As of Apache Geode 1.3, Apache Geode no longer supports proper (REST-like) Web service endpoints for the Geode's Management functionality.
This primarily concerns the Management (REST-like) Web service API in org.apache.geode.management.internal.web.controllers, which in Apache Geode 1.2.1 and earlier, consisted of the following Spring Web MVC Cntrollers.
However, as Apache Geode 1.3 and later (i.e. 1.4 and beyond), the Apache Geode community refactored and reduced the Controllers, and by extension, the Web service endpoints to, mostly, a single Web service endpoint, which essentially just accepts a Gfsh command string, such as `create region --name=Example --type=PARTITION`.
This is an significant anti-pattern to be sure nor is it consistent with good/proper Web service/general API design, much less REST-ful design.
While this Management REST-like API was not a "complete" REST API design, as measured against Richardson Maturity Model, it did consist of elements in both Levels 1 and 2.
For instance, it used proper URLs and URIs to identify and access resources (e.g. Regions, Indexes, etc). Additionally, it also used property Verbs to affect (e.g.
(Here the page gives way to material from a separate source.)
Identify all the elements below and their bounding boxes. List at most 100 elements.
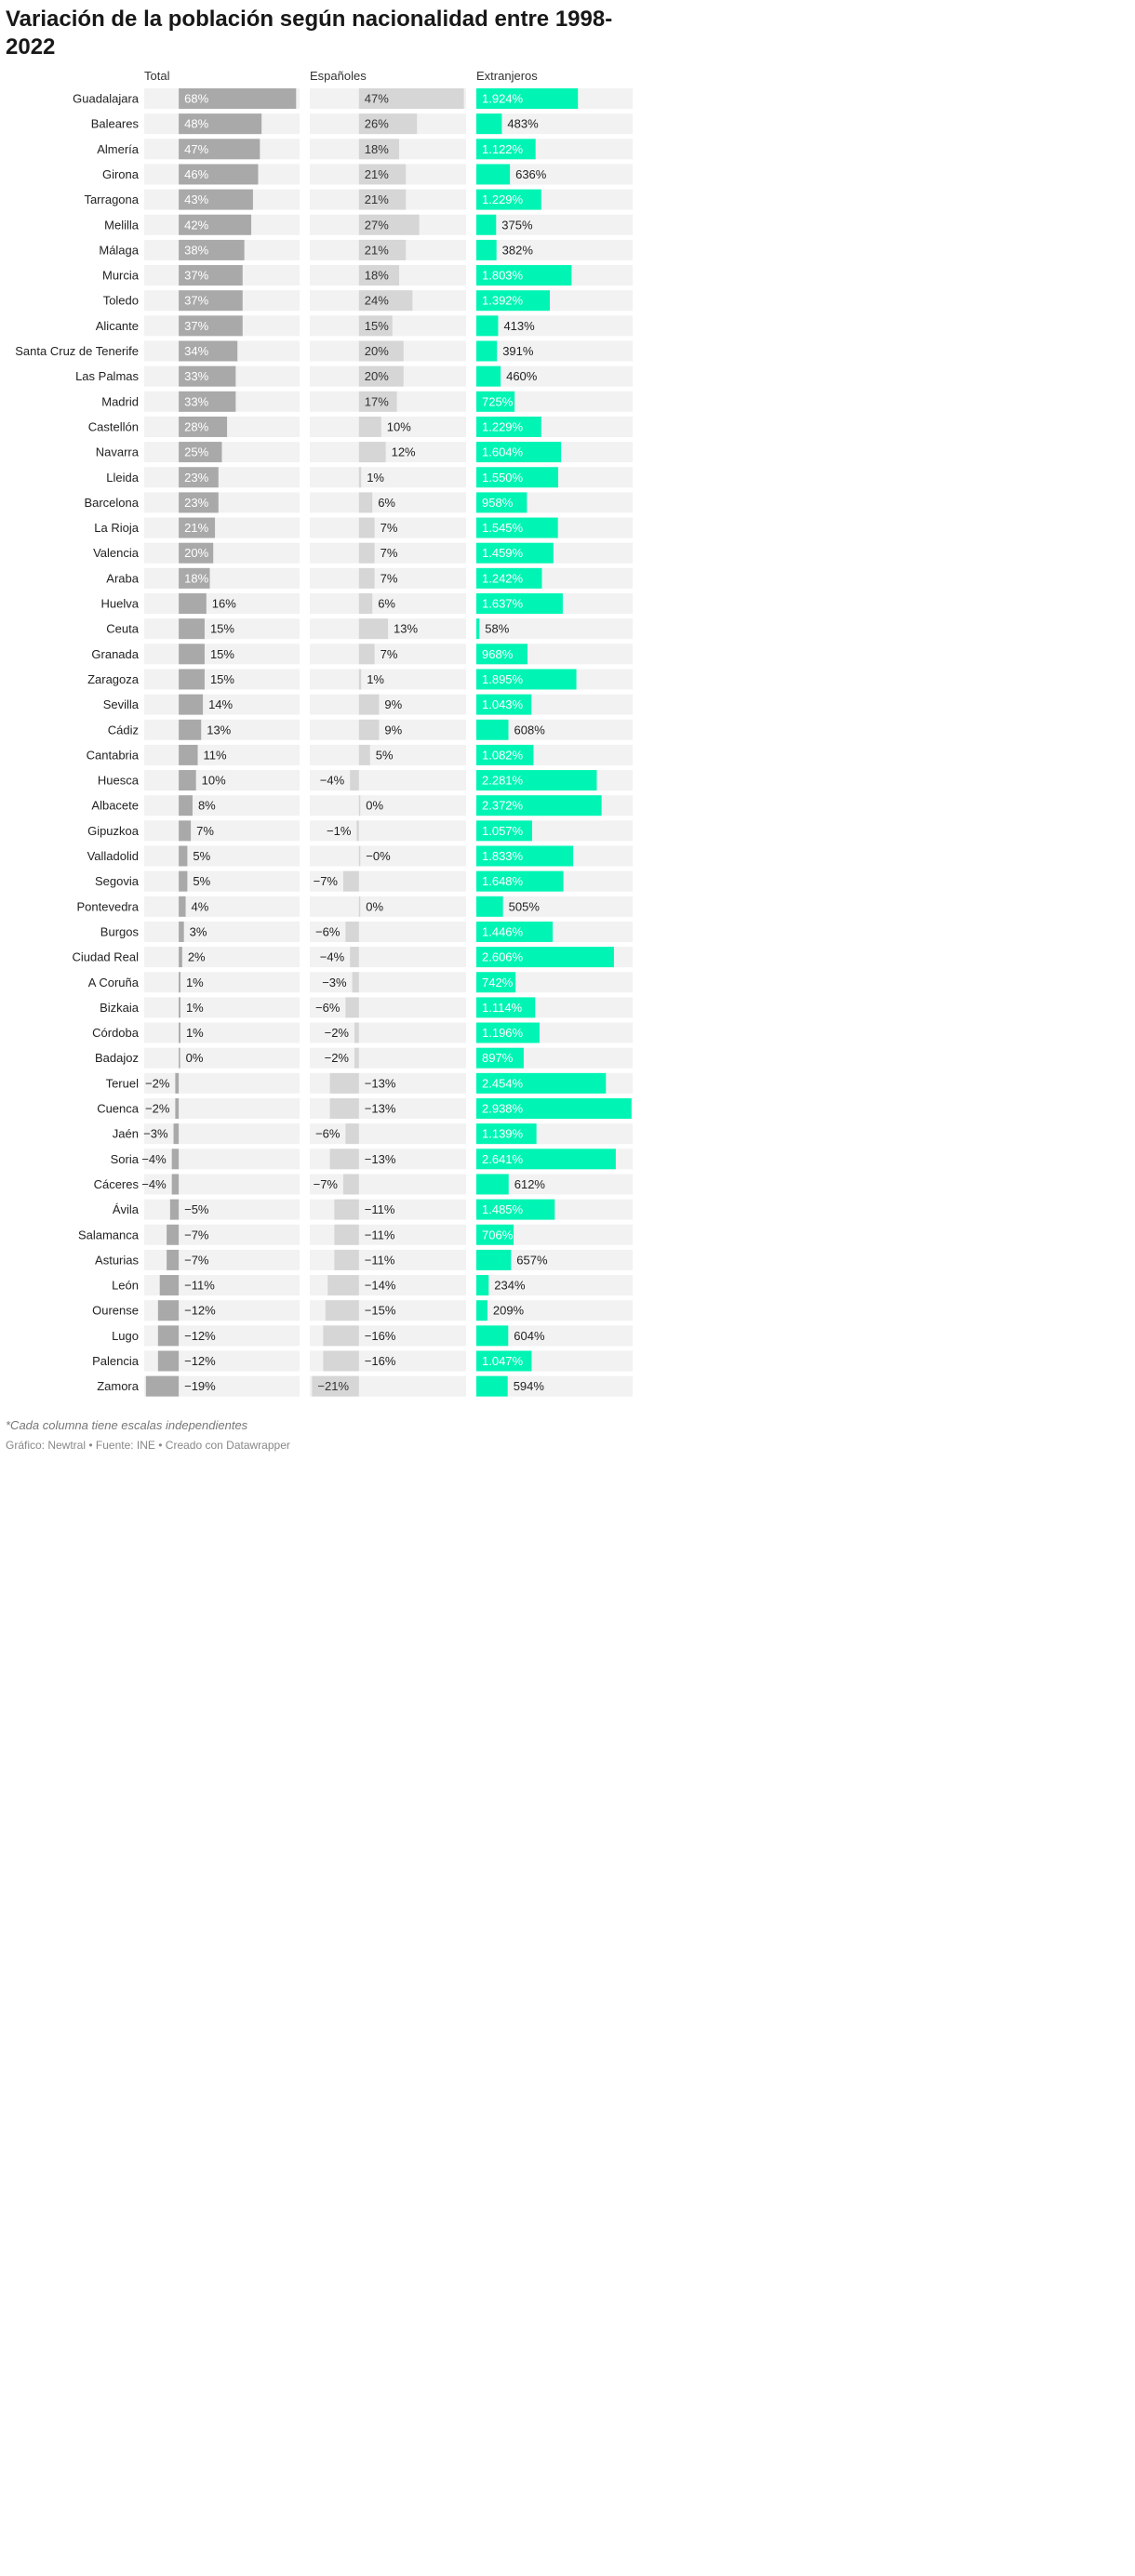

CRUD) the resources.
Essentially, it only needed proper Resource abstractions representing the different resources (e.g. Regions, Indexes, etc) along with Hypermedia Controls to move beyond being a specific interface for Gfsh.
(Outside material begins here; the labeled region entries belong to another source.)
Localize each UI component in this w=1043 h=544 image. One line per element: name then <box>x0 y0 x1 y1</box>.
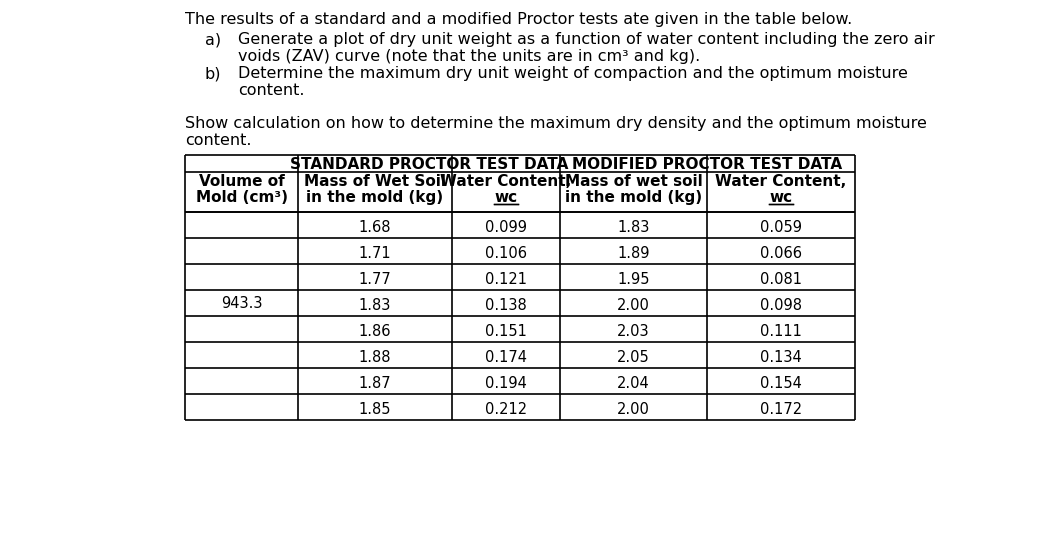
Text: 1.85: 1.85 <box>359 401 391 417</box>
Text: 1.83: 1.83 <box>617 219 650 234</box>
Text: Volume of: Volume of <box>198 174 285 189</box>
Text: 0.174: 0.174 <box>485 349 527 364</box>
Text: 943.3: 943.3 <box>221 295 262 311</box>
Text: 0.134: 0.134 <box>760 349 802 364</box>
Text: a): a) <box>205 32 221 47</box>
Text: b): b) <box>205 66 221 81</box>
Text: 0.194: 0.194 <box>485 375 527 391</box>
Text: 0.138: 0.138 <box>485 298 527 312</box>
Text: 0.154: 0.154 <box>760 375 802 391</box>
Text: 1.87: 1.87 <box>359 375 391 391</box>
Text: in the mold (kg): in the mold (kg) <box>565 190 702 205</box>
Text: 1.77: 1.77 <box>359 271 391 287</box>
Text: 0.212: 0.212 <box>485 401 527 417</box>
Text: 0.121: 0.121 <box>485 271 527 287</box>
Text: 2.00: 2.00 <box>617 298 650 312</box>
Text: 2.04: 2.04 <box>617 375 650 391</box>
Text: 1.95: 1.95 <box>617 271 650 287</box>
Text: 1.83: 1.83 <box>359 298 391 312</box>
Text: Show calculation on how to determine the maximum dry density and the optimum moi: Show calculation on how to determine the… <box>185 116 927 131</box>
Text: 0.151: 0.151 <box>485 324 527 338</box>
Text: MODIFIED PROCTOR TEST DATA: MODIFIED PROCTOR TEST DATA <box>573 157 843 172</box>
Text: 1.88: 1.88 <box>359 349 391 364</box>
Text: 0.172: 0.172 <box>760 401 802 417</box>
Text: content.: content. <box>238 83 305 98</box>
Text: Water Content,: Water Content, <box>440 174 572 189</box>
Text: 0.111: 0.111 <box>760 324 802 338</box>
Text: The results of a standard and a modified Proctor tests ate given in the table be: The results of a standard and a modified… <box>185 12 852 27</box>
Text: in the mold (kg): in the mold (kg) <box>307 190 443 205</box>
Text: Water Content,: Water Content, <box>715 174 847 189</box>
Text: 0.098: 0.098 <box>760 298 802 312</box>
Text: 1.86: 1.86 <box>359 324 391 338</box>
Text: STANDARD PROCTOR TEST DATA: STANDARD PROCTOR TEST DATA <box>290 157 568 172</box>
Text: Mass of Wet Soil: Mass of Wet Soil <box>304 174 446 189</box>
Text: 0.066: 0.066 <box>760 245 802 261</box>
Text: voids (ZAV) curve (note that the units are in cm³ and kg).: voids (ZAV) curve (note that the units a… <box>238 49 700 64</box>
Text: 0.099: 0.099 <box>485 219 527 234</box>
Text: 2.05: 2.05 <box>617 349 650 364</box>
Text: 0.081: 0.081 <box>760 271 802 287</box>
Text: Mass of wet soil: Mass of wet soil <box>564 174 702 189</box>
Text: wc: wc <box>770 190 793 205</box>
Text: Determine the maximum dry unit weight of compaction and the optimum moisture: Determine the maximum dry unit weight of… <box>238 66 907 81</box>
Text: 0.059: 0.059 <box>760 219 802 234</box>
Text: 2.03: 2.03 <box>617 324 650 338</box>
Text: 1.71: 1.71 <box>359 245 391 261</box>
Text: Generate a plot of dry unit weight as a function of water content including the : Generate a plot of dry unit weight as a … <box>238 32 935 47</box>
Text: 0.106: 0.106 <box>485 245 527 261</box>
Text: Mold (cm³): Mold (cm³) <box>195 190 288 205</box>
Text: 1.68: 1.68 <box>359 219 391 234</box>
Text: content.: content. <box>185 133 251 148</box>
Text: wc: wc <box>494 190 517 205</box>
Text: 1.89: 1.89 <box>617 245 650 261</box>
Text: 2.00: 2.00 <box>617 401 650 417</box>
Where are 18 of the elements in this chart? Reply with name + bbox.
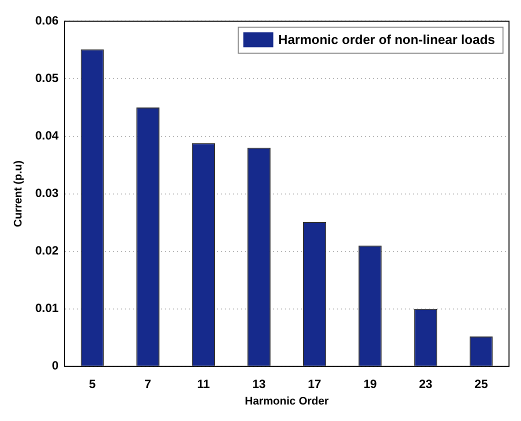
y-tick-label: 0.03 bbox=[35, 186, 59, 200]
x-tick-label: 11 bbox=[197, 376, 210, 391]
y-tick-label: 0.06 bbox=[35, 14, 59, 28]
x-axis-title: Harmonic Order bbox=[244, 395, 330, 408]
x-tick-label: 5 bbox=[88, 376, 96, 391]
y-tick-label: 0.02 bbox=[35, 244, 59, 258]
y-tick-label: 0.01 bbox=[35, 301, 59, 316]
x-tick-label: 7 bbox=[144, 376, 152, 391]
y-tick-label: 0.04 bbox=[35, 128, 59, 143]
x-tick-label: 13 bbox=[252, 376, 266, 391]
y-tick-label: 0.05 bbox=[35, 71, 59, 86]
x-tick-label: 19 bbox=[363, 376, 378, 391]
x-tick-label: 17 bbox=[308, 376, 322, 391]
y-tick-label: 0 bbox=[52, 358, 59, 373]
x-tick-label: 23 bbox=[418, 376, 433, 391]
x-tick-label: 25 bbox=[474, 376, 488, 391]
legend-label: Harmonic order of non-linear loads bbox=[278, 32, 496, 47]
y-axis-title: Current (p.u) bbox=[12, 160, 25, 228]
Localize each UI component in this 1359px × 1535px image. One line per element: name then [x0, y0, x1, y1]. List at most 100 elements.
The intent was never to make the Management REST API a specific extension for Gfsh. The initial purpose was to enable Gfsh to connect to the Manager via HTTP in order to transcend firewalls when a devops team wanted to manage a remote cluster deployed in a cloud environment, such as AWS or GCP. By using HTTP over JMX/RMI, a user would not need to punch additional holes in the firewall to expose the JMX/RMI port (1099) for instance.
Still, the "intent" was never to stop at supporting just Gfsh, but to become a true REST API that can be consumed by any client (not just Gfsh): application, framework, tool, etc, regardless of language (e.g. Java, C++/C#, Ruby, Python, etc).
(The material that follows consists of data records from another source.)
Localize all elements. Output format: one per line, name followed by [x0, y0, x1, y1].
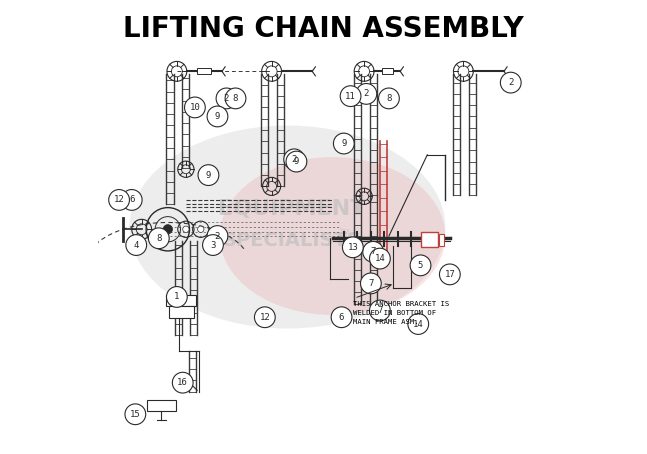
Circle shape [369, 248, 390, 269]
Circle shape [198, 165, 219, 186]
Text: THIS ANCHOR BRACKET IS
WELDED IN BOTTOM OF
MAIN FRAME ASM.: THIS ANCHOR BRACKET IS WELDED IN BOTTOM … [353, 301, 449, 326]
Circle shape [126, 235, 147, 256]
Circle shape [203, 235, 223, 256]
FancyBboxPatch shape [421, 232, 437, 247]
Text: 6: 6 [339, 313, 344, 322]
Circle shape [360, 273, 381, 294]
Text: 4: 4 [133, 241, 139, 250]
Circle shape [439, 264, 460, 285]
Text: 2: 2 [508, 78, 514, 87]
Text: 14: 14 [413, 320, 424, 329]
Circle shape [340, 86, 361, 107]
Circle shape [216, 88, 237, 109]
Text: 12: 12 [259, 313, 270, 322]
FancyBboxPatch shape [197, 68, 211, 74]
FancyBboxPatch shape [166, 295, 196, 306]
Text: 8: 8 [233, 94, 238, 103]
Circle shape [166, 286, 187, 307]
Text: 2: 2 [292, 155, 297, 164]
Circle shape [109, 190, 129, 210]
Circle shape [331, 307, 352, 328]
Text: 8: 8 [386, 94, 391, 103]
Text: 15: 15 [130, 410, 140, 419]
Circle shape [342, 237, 363, 258]
Text: 3: 3 [210, 241, 215, 250]
Text: 9: 9 [206, 171, 211, 180]
Text: 5: 5 [418, 261, 423, 270]
Circle shape [122, 190, 142, 210]
Text: 1: 1 [174, 292, 179, 301]
Text: 9: 9 [215, 112, 220, 121]
Text: 2: 2 [215, 232, 220, 241]
Text: 13: 13 [347, 243, 358, 252]
Ellipse shape [220, 157, 445, 315]
Text: 9: 9 [341, 139, 347, 148]
Circle shape [182, 226, 189, 232]
Circle shape [197, 226, 204, 232]
Text: 6: 6 [129, 195, 135, 204]
Circle shape [378, 88, 399, 109]
Text: 17: 17 [444, 270, 455, 279]
Circle shape [184, 97, 205, 118]
Text: 12: 12 [114, 195, 124, 204]
Text: TM: TM [339, 229, 349, 235]
Circle shape [254, 307, 275, 328]
Circle shape [284, 149, 305, 170]
FancyBboxPatch shape [169, 306, 193, 318]
Circle shape [225, 88, 246, 109]
Ellipse shape [129, 125, 445, 329]
Text: LIFTING CHAIN ASSEMBLY: LIFTING CHAIN ASSEMBLY [123, 15, 524, 43]
Circle shape [172, 372, 193, 393]
Circle shape [148, 228, 169, 249]
Circle shape [369, 300, 390, 321]
Text: SPECIALISTS: SPECIALISTS [223, 231, 362, 250]
Circle shape [207, 226, 228, 247]
Text: 14: 14 [375, 254, 385, 263]
Circle shape [410, 255, 431, 276]
Text: 11: 11 [345, 92, 356, 101]
Text: 7: 7 [377, 306, 382, 315]
Text: 2: 2 [224, 94, 229, 103]
Circle shape [500, 72, 521, 93]
Text: 10: 10 [190, 103, 201, 112]
Circle shape [356, 84, 377, 104]
Text: EQUIPMENT: EQUIPMENT [218, 199, 366, 219]
Circle shape [207, 106, 228, 127]
Text: 8: 8 [156, 234, 162, 243]
Circle shape [125, 404, 146, 424]
Text: 7: 7 [368, 279, 373, 288]
Circle shape [333, 133, 354, 154]
FancyBboxPatch shape [382, 68, 393, 74]
Text: 2: 2 [364, 89, 369, 99]
Circle shape [408, 314, 428, 335]
Text: 7: 7 [371, 247, 376, 257]
Circle shape [286, 151, 307, 172]
Text: 16: 16 [177, 378, 188, 387]
FancyBboxPatch shape [439, 234, 444, 246]
Text: 9: 9 [294, 157, 299, 166]
Circle shape [363, 242, 384, 262]
Circle shape [163, 225, 172, 234]
FancyBboxPatch shape [147, 400, 176, 411]
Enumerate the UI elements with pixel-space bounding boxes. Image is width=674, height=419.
However, the team that modified this API failed to recognize the benefit of this design and actually took a step backwards. The HTTP Verbs are not properly used. The Web service API endpoints are not resourceful, and imposing the Gfsh DSL on clients is foolish and too restrictive.
While, it might be argued that this was an "internal" API, technically, speaking, guarding classes by putting them in an "internal" package is no safe-guard or guarantee that could have been properly enforced using Java access modifiers (e.g. private, package-protected, etc) and then only exposing an SPI for consumption.
The fact remains that this API was changed in an incompatible way before an "alternative" solution was properly introduced.